I wanted to try pickling, so I decided to give it a try on the weekend, but starting with only small batches. My beloved aunt Inge would vividly oppose to the term “pickling” (she’s an institution on home grown greens as well as food-preservation and she’s some kind of an old-style, longtime proficient german homesteader, not the american style 馃檪 ). But I’ll try anyway.

What I did is “quick pickling”, as opposed to “fermentation” (like for example Sauerkraut is made). It’s simply vegetables that are brined in a vinegar-, water- and salt- (sometimes also sugar-) solution and stored in the refrigerator.

While fermented vegetables develop a rich, deep flavour and additional beneficial vitamins and nutrients, quick pickles are easy and, well, quick to produce even in a few days. Also, fermented foods have a way longer shelf life than pickled ones. Nonetheless, they’re delicious but lack the additional benefits of fermented goods.

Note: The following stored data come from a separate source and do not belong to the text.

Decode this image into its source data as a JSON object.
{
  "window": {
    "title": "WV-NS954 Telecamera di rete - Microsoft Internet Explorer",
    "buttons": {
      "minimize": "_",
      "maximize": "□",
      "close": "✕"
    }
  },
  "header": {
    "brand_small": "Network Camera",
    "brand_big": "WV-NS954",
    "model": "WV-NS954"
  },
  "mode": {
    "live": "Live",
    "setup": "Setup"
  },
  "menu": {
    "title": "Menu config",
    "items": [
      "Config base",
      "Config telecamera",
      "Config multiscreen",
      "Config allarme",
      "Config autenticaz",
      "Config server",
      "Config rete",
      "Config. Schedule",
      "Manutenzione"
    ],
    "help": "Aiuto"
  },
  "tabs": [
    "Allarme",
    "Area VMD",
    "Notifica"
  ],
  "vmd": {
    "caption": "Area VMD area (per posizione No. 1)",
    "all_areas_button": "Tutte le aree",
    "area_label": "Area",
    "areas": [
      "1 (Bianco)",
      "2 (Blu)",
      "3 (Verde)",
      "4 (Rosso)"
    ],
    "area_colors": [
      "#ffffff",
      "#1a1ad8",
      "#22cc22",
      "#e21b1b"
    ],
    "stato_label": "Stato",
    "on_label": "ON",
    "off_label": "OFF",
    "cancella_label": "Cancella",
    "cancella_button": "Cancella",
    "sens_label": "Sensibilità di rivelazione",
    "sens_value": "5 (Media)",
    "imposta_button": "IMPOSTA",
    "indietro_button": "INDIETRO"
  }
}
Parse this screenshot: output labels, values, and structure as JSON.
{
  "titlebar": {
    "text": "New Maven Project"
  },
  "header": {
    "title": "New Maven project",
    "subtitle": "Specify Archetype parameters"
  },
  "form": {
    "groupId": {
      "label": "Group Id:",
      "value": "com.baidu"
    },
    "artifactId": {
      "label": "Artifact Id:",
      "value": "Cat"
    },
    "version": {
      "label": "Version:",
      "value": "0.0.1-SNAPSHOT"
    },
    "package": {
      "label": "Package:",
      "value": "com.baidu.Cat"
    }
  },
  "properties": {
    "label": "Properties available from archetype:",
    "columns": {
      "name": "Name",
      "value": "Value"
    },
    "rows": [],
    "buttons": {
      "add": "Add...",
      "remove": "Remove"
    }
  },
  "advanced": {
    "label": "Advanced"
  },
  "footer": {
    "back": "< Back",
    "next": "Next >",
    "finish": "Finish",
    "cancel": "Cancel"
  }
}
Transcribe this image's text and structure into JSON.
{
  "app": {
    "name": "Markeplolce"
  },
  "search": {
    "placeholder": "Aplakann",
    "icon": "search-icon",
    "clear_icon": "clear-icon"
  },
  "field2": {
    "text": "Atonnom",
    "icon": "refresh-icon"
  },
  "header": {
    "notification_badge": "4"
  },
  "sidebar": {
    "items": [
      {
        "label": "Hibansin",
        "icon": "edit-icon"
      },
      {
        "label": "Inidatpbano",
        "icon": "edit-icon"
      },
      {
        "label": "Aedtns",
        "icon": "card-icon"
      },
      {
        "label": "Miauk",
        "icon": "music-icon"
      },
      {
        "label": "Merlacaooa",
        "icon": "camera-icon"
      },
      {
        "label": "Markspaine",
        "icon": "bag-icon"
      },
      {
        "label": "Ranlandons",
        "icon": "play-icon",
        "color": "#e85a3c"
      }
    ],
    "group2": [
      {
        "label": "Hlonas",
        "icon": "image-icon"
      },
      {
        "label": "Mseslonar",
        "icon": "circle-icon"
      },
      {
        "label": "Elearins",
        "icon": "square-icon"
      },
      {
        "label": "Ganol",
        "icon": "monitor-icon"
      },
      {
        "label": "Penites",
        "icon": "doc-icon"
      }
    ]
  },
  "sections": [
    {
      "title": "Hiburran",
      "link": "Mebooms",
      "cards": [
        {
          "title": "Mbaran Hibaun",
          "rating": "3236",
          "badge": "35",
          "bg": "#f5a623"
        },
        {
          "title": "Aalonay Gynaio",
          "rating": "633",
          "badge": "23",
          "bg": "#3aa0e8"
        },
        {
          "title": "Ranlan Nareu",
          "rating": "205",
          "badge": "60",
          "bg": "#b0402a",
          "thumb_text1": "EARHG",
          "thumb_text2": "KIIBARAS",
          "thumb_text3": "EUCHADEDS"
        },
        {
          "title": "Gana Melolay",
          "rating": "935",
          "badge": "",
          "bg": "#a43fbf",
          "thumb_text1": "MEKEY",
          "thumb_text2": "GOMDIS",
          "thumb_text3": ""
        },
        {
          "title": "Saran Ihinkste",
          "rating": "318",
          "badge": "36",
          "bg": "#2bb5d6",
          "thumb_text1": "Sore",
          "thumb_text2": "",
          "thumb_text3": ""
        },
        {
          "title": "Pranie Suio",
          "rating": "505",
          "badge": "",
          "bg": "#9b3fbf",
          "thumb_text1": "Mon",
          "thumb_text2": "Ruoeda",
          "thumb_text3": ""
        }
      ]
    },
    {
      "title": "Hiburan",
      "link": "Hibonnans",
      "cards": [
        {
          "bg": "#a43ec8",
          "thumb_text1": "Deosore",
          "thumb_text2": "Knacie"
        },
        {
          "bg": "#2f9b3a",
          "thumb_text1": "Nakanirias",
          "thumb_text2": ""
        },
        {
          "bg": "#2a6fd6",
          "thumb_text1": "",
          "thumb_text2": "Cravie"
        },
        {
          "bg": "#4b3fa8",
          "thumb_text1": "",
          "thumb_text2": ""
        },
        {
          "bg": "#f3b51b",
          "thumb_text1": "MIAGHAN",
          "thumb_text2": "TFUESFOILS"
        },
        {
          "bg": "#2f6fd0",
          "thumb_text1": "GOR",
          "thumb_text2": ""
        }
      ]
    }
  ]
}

  • 1 cup (240g) distilled white vinegar (like this or this)
  • 1 cup (240g) water
  • 1.5 tbsp. (~25g) coarse salt
  • 1 optional tbsp. (~17g) sugar, if using
  • Optional aromatics (e.g. garlic, various herbs, peppercorns, coriander seeds, bay leaves, juniper berries, etc.) per jar
  • Vegetables (e.g. cucumbers, carrots, onions, green onions, bell peppers, radishes, etc.)


Combine water, vinegar and salt (plus sugar, if using) in a pot and bring to a low boil over medium-high heat. Stir until the solids dissolve. Remove from the heat an let cool for ~10 minutes.

Add your aromatics to your pickling jar, then add your vegetables, tightly packed and snug. Leave ~2.5 cm (~1″) space to the brim of the jar. Pour the brining solution over your vegetables, making sure to cover all of the content. Cover loosely with a lid and let cool, then tight-fit the lid and chill in the fridge for at least 2 days. Store in the refrigerator for up to 2 months.

Rule of thumb:

Equal parts white vinegar and water + 3/4 tbsp. salt (+ 1/2 tbsp. sugar) per cup of total pickling liquid (see above).